You need to add Cloudera Schema Registry, Kudu, Hive, Confluent Schema Registry or other services as a Catalog using the Streaming SQL Console in SQL Stream Builder (SSB) to use them with Flink DDL.

  • Make sure that you have the required service on your cluster.
  • Make sure that you have the right permissions set in Ranger for SSB and the services.
  1. Navigate to the Streaming SQL Console.  Show Me How
    1. Go to your cluster in Cloudera Manager.
    2. Select SQL Stream Builder from the list of services.
    3. Click SQLStreamBuilder Console.
      The Streaming SQL Console opens in a new window.
  2. Open a project from the Projects page of Streaming SQL Console.  Show Me How
    1. Select an already existing project from the list by clicking the Open button or Switch button.
    2. Create a new project by clicking the New Project button.
    3. Import a project by clicking the Import button.
    You are redirected to the Explorer view of the project.
  3. Open Data Sources from the Explorer view.
  4. Click next to Catalogs.
  5. Select New Catalog.
    The Add Catalog window appears.
  6. Select the Catalog Type from the following options:
    1. Add a Name to your catalog.
    2. Select Schema Registry from the Catalog Type drop-down.
    3. Select the Kafka cluster you registered as Data Source.
    4. Enable TLS, if needed for the communication.
      1. If you enabled TLS, provide the Schema Registry Truststore location and password to the SR TrustStore and SR TrustStore Password field.
    5. Add the Schema Registry URL.
      1. Go to your cluster in Cloudera Manager.
      2. Select Schema Registry from the list of services.
      3. Click on Instances.
      4. Copy the Hostname of Schema Registry.
      5. Add the default port of Schema Registry after the hostname.
        Example:
        http://docs-test-1.vpc.cloudera.com:7788/api/v1
    6. Optional: Specify a Schema key suffix and a Schema value suffix.

      By default, the Schema Registry catalog looks for a topic in Kafka with the same name as the schemas stored in Cloudera Schema Registry. It uses the schema to deserialize the payload of the messages in that topic and ignores the message key. If you have different schemas to deserialize message key and payload you can define suffixes to differentiate them.For example, if you configure the catalog's schema key suffix as -key and the schema value suffix as -value, and you have schemas stored in Cloudera Schema Registry named example-key and example-value. The SSB catalog will automatically create a table called example and use those schemas to deserialize the key and the payload of the messages, respectively.

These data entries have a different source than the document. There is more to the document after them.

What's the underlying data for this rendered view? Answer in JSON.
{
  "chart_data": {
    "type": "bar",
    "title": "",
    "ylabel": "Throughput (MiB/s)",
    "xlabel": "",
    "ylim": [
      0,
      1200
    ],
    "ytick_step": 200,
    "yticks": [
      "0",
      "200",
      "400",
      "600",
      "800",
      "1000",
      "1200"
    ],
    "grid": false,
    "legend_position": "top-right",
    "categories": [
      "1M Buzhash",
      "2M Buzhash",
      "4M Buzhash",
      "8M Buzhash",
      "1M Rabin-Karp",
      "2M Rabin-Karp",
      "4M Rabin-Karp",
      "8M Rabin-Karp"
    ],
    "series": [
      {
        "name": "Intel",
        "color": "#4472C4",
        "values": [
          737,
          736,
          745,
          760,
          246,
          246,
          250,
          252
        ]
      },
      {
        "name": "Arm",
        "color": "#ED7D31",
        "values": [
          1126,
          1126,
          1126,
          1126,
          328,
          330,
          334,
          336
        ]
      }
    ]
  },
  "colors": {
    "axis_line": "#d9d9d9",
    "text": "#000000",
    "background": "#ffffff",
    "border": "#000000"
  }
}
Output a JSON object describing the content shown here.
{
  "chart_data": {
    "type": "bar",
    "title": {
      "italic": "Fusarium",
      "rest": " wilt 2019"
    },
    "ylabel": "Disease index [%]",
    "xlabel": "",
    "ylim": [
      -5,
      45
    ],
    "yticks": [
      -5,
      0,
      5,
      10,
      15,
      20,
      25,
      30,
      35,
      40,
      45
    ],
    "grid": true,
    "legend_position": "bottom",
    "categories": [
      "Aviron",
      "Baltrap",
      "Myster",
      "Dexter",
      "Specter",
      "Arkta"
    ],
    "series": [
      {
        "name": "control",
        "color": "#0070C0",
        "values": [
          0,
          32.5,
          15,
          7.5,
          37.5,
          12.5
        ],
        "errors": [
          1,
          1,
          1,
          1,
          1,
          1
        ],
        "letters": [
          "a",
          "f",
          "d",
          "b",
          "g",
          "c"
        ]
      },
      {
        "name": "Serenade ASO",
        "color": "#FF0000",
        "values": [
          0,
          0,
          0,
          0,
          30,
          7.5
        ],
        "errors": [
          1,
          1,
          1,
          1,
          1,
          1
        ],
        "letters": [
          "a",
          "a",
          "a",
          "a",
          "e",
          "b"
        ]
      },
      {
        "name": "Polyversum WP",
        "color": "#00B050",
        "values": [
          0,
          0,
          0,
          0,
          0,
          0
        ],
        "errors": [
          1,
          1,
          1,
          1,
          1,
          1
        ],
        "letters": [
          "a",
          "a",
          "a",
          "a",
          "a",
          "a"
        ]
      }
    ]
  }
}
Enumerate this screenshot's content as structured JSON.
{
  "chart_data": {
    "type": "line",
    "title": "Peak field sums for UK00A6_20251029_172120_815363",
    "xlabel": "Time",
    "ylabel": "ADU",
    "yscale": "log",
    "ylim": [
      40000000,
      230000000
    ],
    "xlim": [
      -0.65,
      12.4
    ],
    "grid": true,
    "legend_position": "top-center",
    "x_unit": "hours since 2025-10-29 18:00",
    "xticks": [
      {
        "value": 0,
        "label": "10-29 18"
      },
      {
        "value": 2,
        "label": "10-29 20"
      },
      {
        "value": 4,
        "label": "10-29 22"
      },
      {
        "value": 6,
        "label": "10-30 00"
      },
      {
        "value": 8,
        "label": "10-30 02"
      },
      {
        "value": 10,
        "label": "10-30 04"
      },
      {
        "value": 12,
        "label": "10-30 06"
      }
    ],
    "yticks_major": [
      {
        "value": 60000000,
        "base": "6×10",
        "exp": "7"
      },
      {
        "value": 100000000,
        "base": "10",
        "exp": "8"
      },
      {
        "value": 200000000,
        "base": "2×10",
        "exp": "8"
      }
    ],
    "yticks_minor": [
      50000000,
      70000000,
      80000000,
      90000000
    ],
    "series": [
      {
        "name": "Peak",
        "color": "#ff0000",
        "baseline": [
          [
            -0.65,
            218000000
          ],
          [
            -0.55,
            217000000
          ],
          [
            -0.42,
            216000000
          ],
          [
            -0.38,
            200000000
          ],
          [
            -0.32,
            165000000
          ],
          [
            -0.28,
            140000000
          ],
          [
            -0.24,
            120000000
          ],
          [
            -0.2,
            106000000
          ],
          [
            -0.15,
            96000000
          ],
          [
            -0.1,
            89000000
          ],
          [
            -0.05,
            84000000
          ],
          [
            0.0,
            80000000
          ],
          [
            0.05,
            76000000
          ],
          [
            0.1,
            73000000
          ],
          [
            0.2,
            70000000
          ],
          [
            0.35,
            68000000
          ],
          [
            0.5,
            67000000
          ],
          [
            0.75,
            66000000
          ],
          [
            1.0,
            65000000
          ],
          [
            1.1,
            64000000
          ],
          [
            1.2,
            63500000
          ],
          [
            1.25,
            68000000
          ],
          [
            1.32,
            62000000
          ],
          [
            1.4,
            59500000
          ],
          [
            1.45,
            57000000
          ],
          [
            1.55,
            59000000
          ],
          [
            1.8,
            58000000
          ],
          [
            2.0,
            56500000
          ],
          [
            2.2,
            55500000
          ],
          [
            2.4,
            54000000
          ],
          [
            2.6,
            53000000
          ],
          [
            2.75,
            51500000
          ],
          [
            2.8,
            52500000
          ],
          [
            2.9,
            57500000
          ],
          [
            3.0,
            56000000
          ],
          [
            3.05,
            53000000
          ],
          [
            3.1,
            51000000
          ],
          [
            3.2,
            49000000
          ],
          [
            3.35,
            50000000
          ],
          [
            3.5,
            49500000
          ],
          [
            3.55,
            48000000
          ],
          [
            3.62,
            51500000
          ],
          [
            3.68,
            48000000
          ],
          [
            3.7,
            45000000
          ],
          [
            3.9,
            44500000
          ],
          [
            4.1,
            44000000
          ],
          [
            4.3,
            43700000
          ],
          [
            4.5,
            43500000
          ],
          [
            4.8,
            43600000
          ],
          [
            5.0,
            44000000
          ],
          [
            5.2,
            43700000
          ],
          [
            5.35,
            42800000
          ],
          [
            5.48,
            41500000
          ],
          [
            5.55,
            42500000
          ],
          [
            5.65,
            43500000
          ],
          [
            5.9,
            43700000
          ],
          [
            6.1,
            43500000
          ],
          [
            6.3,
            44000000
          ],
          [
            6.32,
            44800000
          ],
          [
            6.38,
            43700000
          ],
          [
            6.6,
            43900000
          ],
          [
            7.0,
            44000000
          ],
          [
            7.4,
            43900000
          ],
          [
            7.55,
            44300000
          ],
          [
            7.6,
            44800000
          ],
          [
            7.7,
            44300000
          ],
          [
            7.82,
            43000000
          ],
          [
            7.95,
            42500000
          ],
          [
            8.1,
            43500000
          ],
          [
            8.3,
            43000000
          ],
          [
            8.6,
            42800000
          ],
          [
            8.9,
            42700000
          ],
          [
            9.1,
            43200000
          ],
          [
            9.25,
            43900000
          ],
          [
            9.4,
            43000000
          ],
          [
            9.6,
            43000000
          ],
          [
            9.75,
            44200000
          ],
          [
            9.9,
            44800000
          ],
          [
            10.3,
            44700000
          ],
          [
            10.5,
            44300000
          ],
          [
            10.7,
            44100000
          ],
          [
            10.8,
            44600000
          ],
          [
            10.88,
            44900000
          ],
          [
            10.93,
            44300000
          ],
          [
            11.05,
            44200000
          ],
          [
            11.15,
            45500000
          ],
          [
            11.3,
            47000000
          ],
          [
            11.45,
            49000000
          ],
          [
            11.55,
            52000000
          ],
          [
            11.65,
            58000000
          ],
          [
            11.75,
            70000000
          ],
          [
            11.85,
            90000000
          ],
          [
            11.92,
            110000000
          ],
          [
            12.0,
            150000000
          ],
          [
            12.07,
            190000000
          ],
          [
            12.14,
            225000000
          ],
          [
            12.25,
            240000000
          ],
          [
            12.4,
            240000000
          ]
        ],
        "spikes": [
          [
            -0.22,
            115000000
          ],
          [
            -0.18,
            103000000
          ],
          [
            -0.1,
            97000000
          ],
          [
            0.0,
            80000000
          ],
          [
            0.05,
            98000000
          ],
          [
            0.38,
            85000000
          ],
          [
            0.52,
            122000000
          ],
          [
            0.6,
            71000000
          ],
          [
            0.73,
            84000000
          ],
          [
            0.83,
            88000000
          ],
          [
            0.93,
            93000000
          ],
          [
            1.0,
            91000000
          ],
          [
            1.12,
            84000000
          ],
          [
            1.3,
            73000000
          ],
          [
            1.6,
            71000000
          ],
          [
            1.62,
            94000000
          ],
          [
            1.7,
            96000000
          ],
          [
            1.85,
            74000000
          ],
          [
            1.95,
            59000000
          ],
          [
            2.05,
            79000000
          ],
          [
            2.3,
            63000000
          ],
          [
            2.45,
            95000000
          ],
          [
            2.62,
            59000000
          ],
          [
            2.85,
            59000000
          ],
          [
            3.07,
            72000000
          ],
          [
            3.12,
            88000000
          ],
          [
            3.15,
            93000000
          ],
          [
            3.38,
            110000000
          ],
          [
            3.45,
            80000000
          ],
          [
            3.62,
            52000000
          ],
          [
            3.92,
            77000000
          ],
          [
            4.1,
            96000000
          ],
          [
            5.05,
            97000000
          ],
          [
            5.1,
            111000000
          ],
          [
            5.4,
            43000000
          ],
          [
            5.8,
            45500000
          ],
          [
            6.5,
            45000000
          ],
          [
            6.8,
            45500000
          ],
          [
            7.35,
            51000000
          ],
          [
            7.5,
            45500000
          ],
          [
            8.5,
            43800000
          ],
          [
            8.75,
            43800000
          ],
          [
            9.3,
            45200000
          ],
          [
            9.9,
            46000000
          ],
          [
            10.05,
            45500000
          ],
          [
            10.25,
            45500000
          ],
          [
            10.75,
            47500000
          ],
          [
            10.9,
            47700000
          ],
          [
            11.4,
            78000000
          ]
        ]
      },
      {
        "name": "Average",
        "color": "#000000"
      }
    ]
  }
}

    7. Optional: Add a Prefix for key fields in schema.
      You can set a prefix for key field names to avoid table creation failure as the column names in the Flink schema are created based on the field names of the Avro schema. Table creation fails if the key and value schemas contain overlapping fields. The provided prefix will be assigned to the key fields of the Flink table as shown in the following example:
      CREATE TABLE … (k_a INT, k_b INT, b INT, c INT0 with (..., ‘key.fields’=’k_a;k_b’)
  7. Click on Add Filter.
    1. Provide a Database and Table filter if you want to select specific tables to use from the catalog.
  8. Click on Validate.
  9. If the validation is successful, click Create.
You are ready to use the added catalog in SSB with Flink DDL. The already existing schemas in Schema Registry and Confluent Schema Registry, tables in Kudu and Hive are automatically imported to SSB.
After registering a catalog, you can edit, duplicate and delete it from Streaming SQL Console:
  1. Open Data Sources from the Explorer view.
  2. Click next to Catalogs.
  3. Select Manage.

    The Catalogs tab opens where the registered catalogs are listed. You have the following options to manage the catalog sources:

    • Click on one of the existing catalogs to edit its configurations.
    • Click to remove the catalog.
    • Click to duplicate the catalog with its configurations.